The city of Livermore lost another legal battle over Eden Housing last month when an Alameda County Superior Court judge determined the City Council prematurely ratified a resolution aimed at moving the planned 130-unit downtown affordable housing project forward. 

The resolution approved by the council earlier this year sought to reaffirm and readopt the terms and conditions related to the housing portion of the project in an amended and restated disposition, development and loan agreement with developer Eden Housing, Inc.

The move to approve the resolution immediately followed the council’s decision to rescind a 2022 resolution that was largely the same but included language to allow the construction of and improvements to Veterans Park, which faced referendum as a result of community group Move Eden Housing’s efforts to get the DDLA overturned.

The court’s Nov. 15 ruling marks a win for MEH, which as its name suggests, wants to relocate the development away from downtown Livermore to an undetermined location. 

Appeals have been filed by the developer and the city as of Nov. 21, according to city officials. However, the resolution and project will remain halted until a decision is reached by the appellate court. In effect, the timeline for the Eden Housing development is uncertain until that ruling.

The current litigation marks another chapter in the legal saga surrounding the affordable housing project and park, planned for the southeast corner of Railroad Avenue and L Street.

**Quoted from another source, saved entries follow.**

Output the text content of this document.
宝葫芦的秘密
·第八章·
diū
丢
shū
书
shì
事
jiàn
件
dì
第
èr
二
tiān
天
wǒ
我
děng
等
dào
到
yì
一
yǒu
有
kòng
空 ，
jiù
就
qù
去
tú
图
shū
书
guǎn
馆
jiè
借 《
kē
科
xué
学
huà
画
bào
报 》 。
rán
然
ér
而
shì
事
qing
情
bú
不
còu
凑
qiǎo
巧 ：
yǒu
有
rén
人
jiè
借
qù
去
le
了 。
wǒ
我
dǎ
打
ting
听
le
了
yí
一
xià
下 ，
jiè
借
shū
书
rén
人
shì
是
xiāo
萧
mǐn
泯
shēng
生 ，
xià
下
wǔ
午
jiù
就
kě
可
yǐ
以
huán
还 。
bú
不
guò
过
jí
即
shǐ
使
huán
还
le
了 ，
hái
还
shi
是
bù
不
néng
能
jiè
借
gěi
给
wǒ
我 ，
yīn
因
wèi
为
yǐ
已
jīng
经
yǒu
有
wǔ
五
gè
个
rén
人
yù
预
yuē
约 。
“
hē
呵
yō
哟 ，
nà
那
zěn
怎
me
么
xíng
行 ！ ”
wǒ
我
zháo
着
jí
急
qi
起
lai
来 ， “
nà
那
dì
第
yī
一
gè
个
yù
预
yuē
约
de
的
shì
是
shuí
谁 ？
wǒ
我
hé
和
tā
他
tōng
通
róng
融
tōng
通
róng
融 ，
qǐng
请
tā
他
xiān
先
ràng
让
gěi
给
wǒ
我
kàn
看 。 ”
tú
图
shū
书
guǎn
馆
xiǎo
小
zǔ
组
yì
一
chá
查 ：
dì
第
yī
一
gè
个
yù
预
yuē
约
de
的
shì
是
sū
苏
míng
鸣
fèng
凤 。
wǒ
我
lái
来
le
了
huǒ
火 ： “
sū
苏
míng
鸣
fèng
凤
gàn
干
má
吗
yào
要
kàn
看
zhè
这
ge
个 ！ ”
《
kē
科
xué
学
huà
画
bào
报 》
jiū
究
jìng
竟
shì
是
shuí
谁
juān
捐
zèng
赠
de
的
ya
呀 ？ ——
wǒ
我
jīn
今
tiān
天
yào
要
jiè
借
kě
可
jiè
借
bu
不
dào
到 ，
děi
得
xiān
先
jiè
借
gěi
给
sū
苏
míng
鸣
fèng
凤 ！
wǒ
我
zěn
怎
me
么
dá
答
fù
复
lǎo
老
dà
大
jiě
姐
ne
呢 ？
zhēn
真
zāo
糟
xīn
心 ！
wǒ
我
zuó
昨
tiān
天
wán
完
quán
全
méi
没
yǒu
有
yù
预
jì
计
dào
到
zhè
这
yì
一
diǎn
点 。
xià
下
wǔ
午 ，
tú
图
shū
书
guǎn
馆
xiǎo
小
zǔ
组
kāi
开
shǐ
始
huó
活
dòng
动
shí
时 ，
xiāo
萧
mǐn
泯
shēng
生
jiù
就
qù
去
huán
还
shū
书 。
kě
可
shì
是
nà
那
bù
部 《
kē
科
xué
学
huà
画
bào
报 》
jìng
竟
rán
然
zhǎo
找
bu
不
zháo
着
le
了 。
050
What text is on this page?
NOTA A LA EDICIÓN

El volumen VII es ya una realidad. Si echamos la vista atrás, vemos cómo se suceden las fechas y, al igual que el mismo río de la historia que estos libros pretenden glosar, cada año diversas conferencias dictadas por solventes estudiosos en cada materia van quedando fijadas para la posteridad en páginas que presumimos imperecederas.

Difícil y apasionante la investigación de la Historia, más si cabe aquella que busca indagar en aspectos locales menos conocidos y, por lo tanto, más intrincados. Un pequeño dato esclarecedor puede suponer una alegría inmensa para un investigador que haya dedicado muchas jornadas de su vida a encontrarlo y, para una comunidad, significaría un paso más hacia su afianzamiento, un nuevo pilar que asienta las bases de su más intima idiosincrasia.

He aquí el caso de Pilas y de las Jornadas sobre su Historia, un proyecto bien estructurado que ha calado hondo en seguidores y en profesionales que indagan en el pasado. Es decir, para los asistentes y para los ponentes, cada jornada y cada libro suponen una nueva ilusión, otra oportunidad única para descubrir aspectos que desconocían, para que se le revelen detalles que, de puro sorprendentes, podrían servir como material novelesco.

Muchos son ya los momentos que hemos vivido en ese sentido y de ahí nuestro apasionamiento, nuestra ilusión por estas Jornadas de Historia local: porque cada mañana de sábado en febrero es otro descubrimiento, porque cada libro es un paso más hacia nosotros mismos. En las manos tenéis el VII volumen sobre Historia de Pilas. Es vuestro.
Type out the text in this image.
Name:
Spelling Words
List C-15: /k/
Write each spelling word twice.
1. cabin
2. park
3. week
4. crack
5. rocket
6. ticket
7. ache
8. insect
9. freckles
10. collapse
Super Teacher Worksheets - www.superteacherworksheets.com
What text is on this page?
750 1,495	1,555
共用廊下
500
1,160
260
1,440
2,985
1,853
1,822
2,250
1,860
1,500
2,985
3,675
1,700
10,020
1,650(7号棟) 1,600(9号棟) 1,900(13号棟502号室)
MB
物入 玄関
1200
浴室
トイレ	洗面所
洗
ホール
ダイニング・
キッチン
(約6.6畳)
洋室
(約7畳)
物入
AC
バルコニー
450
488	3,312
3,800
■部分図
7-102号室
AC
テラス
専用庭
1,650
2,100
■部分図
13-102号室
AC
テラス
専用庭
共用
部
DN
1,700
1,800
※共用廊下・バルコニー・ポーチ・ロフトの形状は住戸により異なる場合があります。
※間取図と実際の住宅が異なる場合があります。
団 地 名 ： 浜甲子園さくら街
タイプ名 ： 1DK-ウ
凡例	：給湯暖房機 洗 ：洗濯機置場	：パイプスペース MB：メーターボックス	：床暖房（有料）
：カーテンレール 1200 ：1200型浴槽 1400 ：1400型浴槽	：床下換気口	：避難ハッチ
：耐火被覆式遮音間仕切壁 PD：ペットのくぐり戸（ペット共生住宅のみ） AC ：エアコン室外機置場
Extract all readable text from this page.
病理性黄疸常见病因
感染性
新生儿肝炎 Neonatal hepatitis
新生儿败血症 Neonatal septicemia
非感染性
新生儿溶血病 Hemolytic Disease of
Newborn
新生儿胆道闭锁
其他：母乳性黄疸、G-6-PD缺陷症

Initially, the City Council approved the development in May 2021. Community group Save Livermore Downtown — which identifies itself as separate from Move Eden Housing but shares members — sued the city over environmental concerns, but the court denied their claim. An appeals court later affirmed the decision.

Then in 2022, council approved an updated resolution for an amended and restated DDLA with developer Eden Housing, Inc. It approved construction and improvements to Veterans Park and other project features. 

MEH then proposed a referendum that challenged the DDLA, collecting signatures from registered voters to qualify it for the November 2022 ballot. They submitted the referendum petition with more than enough signatures to the city, but officials at the time deemed the 2022 resolution not subject to a referendum because the council’s approval of it was an administrative act, not a legislative act. 

In August 2022, MEH filed a petition for a writ of mandate in attempts to “compel the City and the City Clerk to process the referendum petition in accordance with the Elections Code,” according to the court document. The trial court denied the petition, siding with the city and ruling that the resolution was an administrative act.

However, after MEH filed an appeal, the appellate court reversed the trial court’s previous decision. The appellate court found that adoption of the resolution was subject to referendum power because “the development agreement at issue approved the construction of and improvements to a new public park,” according to the court document. The court did not find that the other provisions in the DDLA related to the housing component were referendable. 

The city was then ordered to process the referendum petition, as required by the elections code. In June of this year, the council rescinded the resolution altogether in an effort to avoid bringing the issue before voters.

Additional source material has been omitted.